Ensembles are generally thought of as a group of weak predictors that are put together to form a strong predictor. Another way to think is that we are combining strong domain specific performers that complement each other in order to form a strong multi-domain performer.
What are some common multi-domain situations? A big one that is very obvious is multilingual audio. Each language is a domain due to be targeted. The Conversational AI world has a lot of great multi domain examples. Each topic can be thought of as a domain inside of a conversational flow. Ordering solutions are a great example. You've got the products, the lingo of the company, versus the delivery instructions and the payment instructions.
How do you combine them? When you do an end to end transcription? ASR models generally know when they're out of their comfort zone.
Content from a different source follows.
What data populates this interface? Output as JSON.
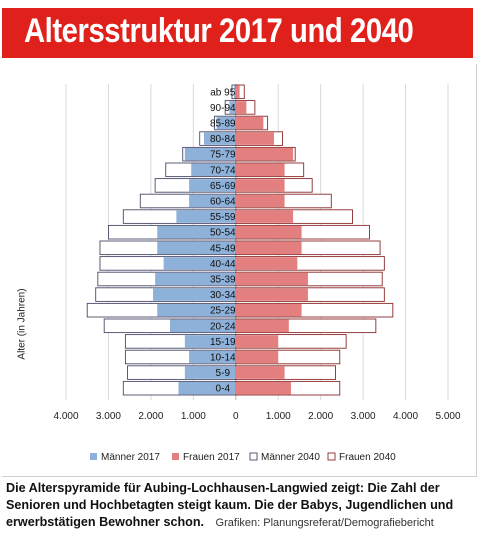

Every single stack is slightly different, but generally you can get a confidence score and the transcription as you're going along. And that confidence score drops dramatically when it's out of its comfort zone, especially two models that are trained using very similar technology. They're directly comparable without a lot of tough tricks to figure it out.
Watch a 1-minute clip from Susan below:
What does an example look like? In this case, we've got three different strong domain predictors. We have highly targeted number domain prediction, and address domain and also an order domain for a fictitious ordering. So the user may be saying something like, "I would like fries and the chocolate shake. Please deliver to twenty five Gold Lake Road, Smallville". The general order predictor has a bit of general vocabulary in it, so it's going to pick up.
First of all, it's going to pick up the order correctly and it may know things like 'deliver it to' because that's more general. But it didn't really get anything about the numbers. It didn't get anything about the actual address. It kind of guessed address with Lake Road and Smallville, but it did so weekly because it's not confident at this point. The number of domain predictor was really strong on the twenty five, but it's weak on the two before it because it wasn't sure if that was a number or not. But being a strong number predictor, it weekly predicted that as opposed to strongly predicted that.
What should we take home from this?
Domain specific custom models regularly perform ∼10% better than general models with very little additional data.
Combining multiple domains allows even higher aims but with additional transcription costs. In use cases like multilingual audio, gains can be much higher which enables ASR to tackle tasks that weren't previously viable.